FEAR and bewilderment has gripped families in Blackbird Leys following the revelation that the estate’s two towers are covered in cladding deemed a fire risk.

On Monday it emerged that samples sent by Oxford City Council to the Building Research Establishment had failed fire safety tests and will now be replaced.

It follows more than 12 months of refurbishment work on Windrush and Evenlode Towers as part on an ongoing £20m project to improve Oxford’s tower blocks, in which the cladding itself had cost £1.4m to install.

Windrush Tower resident Craig Price, 28, who dealt with a radiator fire in his flat last week after alarms failed to trigger the fire brigade, said the project had been ‘a plethora of errors’.

He said: “The smallest detail could cause the biggest damage. There’s talk of protests and everything; people want the council to admit they were wrong.

“The cladding needs to be off by the end of the week.”

Partner Carol Anne added: “I have two children on the 11th floor. If there was a fire I feel we would struggle to get out. It’s terrifying.”

On Monday morning at about 11.50am a fire alarm sounded in a communal area of Windrush Tower, triggering a call to Oxfordshire Fire and Rescue Service.

In such an event alarms only sound on the three closest floors, leading to fears that in a serious incident they might not be heard.

A 31-year-old mother-of-two on the ninth floor, who asked not to be named, said: “We couldn’t hear it on my floor. People were bewildered as to what was going on.

“If a fire breaks out on the third floor and we’re in our beds sleeping, how are we supposed to hear it towards the top of the towers?”

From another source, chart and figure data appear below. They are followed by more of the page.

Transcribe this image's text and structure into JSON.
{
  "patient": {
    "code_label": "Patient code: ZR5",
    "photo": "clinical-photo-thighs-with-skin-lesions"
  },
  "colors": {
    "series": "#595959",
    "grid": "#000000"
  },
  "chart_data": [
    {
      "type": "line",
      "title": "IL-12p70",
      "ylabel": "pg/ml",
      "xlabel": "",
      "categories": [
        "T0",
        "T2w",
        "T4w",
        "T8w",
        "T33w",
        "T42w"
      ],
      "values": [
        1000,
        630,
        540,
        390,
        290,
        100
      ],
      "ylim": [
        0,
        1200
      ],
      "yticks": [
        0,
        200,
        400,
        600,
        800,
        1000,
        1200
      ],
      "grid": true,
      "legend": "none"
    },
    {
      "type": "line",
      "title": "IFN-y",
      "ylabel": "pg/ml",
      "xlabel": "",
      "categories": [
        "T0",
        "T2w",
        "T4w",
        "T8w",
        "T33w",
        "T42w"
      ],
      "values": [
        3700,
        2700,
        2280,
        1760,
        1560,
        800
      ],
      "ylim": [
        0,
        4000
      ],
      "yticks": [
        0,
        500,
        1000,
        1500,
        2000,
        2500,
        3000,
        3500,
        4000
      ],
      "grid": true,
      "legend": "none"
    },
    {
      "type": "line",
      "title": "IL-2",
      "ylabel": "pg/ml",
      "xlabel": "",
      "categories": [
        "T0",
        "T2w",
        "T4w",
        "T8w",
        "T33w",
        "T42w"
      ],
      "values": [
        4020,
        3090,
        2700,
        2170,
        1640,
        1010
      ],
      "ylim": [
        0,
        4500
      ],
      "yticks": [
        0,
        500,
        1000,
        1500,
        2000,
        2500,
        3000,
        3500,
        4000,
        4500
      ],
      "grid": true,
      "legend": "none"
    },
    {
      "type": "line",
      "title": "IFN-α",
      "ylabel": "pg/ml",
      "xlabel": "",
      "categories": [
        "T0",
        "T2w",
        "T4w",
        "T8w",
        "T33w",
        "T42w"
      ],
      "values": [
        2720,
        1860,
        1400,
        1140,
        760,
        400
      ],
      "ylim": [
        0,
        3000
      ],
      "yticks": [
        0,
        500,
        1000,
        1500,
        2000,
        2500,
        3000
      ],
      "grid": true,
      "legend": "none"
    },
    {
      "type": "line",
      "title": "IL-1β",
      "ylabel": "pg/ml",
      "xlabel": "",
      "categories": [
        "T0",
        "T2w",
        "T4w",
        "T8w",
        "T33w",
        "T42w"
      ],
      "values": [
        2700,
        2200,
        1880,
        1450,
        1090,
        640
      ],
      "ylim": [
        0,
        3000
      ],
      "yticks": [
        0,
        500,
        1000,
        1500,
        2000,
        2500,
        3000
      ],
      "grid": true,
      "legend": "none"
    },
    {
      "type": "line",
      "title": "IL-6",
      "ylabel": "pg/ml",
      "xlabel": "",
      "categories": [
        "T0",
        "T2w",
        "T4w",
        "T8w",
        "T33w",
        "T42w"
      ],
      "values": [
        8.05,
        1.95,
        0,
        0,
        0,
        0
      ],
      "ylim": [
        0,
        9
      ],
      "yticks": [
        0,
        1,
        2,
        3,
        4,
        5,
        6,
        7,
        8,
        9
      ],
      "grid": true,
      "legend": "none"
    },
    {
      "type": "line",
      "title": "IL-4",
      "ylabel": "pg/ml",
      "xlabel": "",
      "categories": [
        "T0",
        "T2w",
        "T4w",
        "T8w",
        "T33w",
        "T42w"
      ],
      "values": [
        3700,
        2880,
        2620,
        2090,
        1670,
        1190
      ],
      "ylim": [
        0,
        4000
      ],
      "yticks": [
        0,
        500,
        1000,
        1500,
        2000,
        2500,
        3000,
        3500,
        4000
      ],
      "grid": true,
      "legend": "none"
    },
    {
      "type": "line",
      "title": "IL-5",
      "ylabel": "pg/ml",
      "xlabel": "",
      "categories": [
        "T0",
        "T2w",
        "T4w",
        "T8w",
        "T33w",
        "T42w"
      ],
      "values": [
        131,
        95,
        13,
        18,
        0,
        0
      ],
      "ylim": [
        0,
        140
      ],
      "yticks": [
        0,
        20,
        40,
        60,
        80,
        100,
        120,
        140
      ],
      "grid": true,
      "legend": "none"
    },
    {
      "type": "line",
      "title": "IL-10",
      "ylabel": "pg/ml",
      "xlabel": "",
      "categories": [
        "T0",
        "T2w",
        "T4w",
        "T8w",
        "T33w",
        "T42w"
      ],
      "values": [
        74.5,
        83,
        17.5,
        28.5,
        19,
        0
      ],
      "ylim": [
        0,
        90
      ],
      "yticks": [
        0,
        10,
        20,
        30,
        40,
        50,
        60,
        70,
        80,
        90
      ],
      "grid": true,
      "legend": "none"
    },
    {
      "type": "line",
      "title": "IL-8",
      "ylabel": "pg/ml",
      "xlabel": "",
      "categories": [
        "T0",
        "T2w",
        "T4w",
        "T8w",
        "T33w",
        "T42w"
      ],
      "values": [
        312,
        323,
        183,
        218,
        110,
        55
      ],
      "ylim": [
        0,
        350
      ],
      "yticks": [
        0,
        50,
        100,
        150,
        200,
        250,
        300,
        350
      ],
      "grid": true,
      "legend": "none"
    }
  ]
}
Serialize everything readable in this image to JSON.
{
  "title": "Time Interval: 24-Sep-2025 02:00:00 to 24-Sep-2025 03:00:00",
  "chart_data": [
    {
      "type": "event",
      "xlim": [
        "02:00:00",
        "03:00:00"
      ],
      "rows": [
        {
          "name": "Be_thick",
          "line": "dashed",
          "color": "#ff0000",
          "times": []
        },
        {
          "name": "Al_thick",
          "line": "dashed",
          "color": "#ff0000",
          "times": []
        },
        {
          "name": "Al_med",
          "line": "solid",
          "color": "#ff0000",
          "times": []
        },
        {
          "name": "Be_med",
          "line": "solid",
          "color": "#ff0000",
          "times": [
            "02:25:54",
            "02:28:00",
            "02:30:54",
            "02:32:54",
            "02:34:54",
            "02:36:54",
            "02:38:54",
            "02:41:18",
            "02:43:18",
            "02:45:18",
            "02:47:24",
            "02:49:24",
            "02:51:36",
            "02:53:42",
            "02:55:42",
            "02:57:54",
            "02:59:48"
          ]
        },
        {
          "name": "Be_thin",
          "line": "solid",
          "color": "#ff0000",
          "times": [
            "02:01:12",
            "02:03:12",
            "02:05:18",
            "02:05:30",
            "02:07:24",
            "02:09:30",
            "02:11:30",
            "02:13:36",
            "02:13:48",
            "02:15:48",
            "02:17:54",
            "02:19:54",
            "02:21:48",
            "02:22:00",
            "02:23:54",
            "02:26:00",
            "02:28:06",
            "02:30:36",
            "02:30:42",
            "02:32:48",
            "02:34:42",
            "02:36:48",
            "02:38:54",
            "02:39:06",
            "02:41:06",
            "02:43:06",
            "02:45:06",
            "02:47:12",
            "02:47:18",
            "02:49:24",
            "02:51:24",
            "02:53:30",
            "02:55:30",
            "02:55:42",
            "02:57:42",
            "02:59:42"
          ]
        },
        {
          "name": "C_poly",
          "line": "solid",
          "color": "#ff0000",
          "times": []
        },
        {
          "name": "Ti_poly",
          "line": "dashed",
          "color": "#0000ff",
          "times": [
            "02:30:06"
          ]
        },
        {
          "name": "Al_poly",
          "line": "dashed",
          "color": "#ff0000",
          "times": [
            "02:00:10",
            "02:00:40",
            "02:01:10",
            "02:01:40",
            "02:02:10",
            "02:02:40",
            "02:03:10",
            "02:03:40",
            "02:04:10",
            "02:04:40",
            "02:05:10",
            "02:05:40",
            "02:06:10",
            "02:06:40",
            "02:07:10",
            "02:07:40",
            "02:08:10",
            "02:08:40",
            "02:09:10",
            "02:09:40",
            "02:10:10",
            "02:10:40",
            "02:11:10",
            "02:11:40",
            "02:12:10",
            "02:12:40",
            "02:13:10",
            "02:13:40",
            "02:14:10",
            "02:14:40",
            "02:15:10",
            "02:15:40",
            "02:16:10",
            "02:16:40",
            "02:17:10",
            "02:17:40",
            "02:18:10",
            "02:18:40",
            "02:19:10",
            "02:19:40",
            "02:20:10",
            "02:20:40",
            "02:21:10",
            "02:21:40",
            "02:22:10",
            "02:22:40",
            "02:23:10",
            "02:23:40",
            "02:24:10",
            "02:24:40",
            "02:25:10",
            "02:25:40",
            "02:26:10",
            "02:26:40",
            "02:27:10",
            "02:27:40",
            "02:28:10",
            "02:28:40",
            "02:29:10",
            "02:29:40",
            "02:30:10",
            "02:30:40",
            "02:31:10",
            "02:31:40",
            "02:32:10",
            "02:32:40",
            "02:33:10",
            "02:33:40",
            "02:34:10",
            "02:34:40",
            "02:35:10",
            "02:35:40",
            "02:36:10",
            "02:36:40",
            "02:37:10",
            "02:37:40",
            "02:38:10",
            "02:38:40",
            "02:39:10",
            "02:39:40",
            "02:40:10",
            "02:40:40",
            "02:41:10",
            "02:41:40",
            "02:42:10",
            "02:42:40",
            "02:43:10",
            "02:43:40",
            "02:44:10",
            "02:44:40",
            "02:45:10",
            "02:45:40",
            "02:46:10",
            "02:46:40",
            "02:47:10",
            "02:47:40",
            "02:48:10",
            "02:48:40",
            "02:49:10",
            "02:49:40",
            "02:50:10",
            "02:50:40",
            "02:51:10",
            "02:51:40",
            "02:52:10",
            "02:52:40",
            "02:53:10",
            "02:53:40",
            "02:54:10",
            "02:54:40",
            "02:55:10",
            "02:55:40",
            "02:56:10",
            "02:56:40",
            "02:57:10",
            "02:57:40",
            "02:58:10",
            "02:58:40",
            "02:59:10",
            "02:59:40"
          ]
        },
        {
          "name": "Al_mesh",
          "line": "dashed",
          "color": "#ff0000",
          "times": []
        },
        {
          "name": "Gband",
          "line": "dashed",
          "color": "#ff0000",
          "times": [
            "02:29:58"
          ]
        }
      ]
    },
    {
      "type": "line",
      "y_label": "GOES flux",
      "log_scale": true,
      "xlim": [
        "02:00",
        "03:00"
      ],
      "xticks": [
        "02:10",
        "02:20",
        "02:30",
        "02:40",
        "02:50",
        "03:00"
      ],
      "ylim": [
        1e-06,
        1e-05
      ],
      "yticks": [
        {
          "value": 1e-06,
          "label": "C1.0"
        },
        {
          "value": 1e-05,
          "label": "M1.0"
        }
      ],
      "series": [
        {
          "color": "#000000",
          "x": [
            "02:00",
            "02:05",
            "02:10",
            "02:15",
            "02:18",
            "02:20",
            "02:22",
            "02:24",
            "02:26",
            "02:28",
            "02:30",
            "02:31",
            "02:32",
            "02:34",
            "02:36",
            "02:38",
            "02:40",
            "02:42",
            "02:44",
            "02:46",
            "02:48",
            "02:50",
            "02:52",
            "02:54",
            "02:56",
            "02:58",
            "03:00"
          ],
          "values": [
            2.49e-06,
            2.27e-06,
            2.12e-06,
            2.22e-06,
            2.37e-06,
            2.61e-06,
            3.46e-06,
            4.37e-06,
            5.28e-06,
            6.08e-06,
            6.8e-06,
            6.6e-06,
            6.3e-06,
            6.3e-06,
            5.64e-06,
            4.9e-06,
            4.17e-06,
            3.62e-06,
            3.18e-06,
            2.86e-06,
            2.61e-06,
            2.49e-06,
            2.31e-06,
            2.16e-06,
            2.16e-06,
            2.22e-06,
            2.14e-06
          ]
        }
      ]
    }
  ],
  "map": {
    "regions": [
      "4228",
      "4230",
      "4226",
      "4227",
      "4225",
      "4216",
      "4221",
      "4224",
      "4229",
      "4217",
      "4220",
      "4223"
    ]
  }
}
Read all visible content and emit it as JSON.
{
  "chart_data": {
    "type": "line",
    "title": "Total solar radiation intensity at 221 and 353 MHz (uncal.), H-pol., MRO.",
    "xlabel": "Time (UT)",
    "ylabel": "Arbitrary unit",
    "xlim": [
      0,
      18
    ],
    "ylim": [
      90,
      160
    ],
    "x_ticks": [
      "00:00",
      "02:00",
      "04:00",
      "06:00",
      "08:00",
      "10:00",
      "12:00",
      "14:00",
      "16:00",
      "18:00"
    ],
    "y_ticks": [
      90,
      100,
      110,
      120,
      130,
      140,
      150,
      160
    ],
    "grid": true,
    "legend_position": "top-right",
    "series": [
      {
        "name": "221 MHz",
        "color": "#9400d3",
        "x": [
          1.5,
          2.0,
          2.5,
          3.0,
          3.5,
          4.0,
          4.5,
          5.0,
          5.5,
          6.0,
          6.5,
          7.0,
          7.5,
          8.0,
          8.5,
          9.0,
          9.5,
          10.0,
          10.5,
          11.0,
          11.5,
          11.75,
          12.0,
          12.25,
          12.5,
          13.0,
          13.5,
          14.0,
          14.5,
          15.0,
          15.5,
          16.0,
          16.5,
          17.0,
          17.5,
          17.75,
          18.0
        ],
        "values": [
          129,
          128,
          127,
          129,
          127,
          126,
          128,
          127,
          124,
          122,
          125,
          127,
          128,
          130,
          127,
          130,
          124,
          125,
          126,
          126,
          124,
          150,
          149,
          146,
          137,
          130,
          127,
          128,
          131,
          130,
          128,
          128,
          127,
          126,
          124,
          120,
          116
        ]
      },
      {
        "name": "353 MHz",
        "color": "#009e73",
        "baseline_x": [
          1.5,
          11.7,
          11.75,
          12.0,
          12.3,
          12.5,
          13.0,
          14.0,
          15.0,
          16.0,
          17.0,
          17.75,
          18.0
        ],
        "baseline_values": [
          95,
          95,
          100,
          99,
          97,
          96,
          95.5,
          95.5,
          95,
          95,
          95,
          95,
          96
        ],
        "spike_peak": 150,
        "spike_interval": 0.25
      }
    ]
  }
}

Richard Webb, who lives on the 11th floor, added: “They are saying nobody needs to be evacuated; obviously it plays on our minds.”

Yesterday Prime Minister Theresa May called for a ‘major national investigation’ into potentially flammable cladding on high-rise towers across the UK.

Some 95 tower blocks in 32 English local authorities have now failed tests, meaning cladding may be ‘fire-retardant’ but could still catch light.

Yesterday officers from Oxfordshire Fire and Rescue service spoke to occupants at some of the 120 flats across Windrush and Evenlode, which each have 15 floors.

It followed a public meeting on Monday in which chief fire officer Simon Furlong explained to residents that Oxford’s fire alarms would only sound on floors immediately above and below the source, as other safety measures installed - such as sprinklers and fire breaks - are believed to be sufficient to contain most fires, and evacuating the whole building could hamper firefighters trying to get in.

Residents were also told it would not be necessary to evacuate the towers, although some asked to be moved anyway while Oxford City Council ‘corrected its mistakes’. No timeframe has yet been set for the work.

Asked by the Oxford Mail if the council would consider re-housing tenants, Stephen Clarke, head of housing and property services, only repeated it was ‘not necessary’.

He said:“Together with Oxfordshire Fire and Rescue Service, we have assessed that the Evenlode and Windrush Towers do not present a particular risk that warrants additional safety measures over and above those we have in place. As a result, it is not necessary to evacuate.”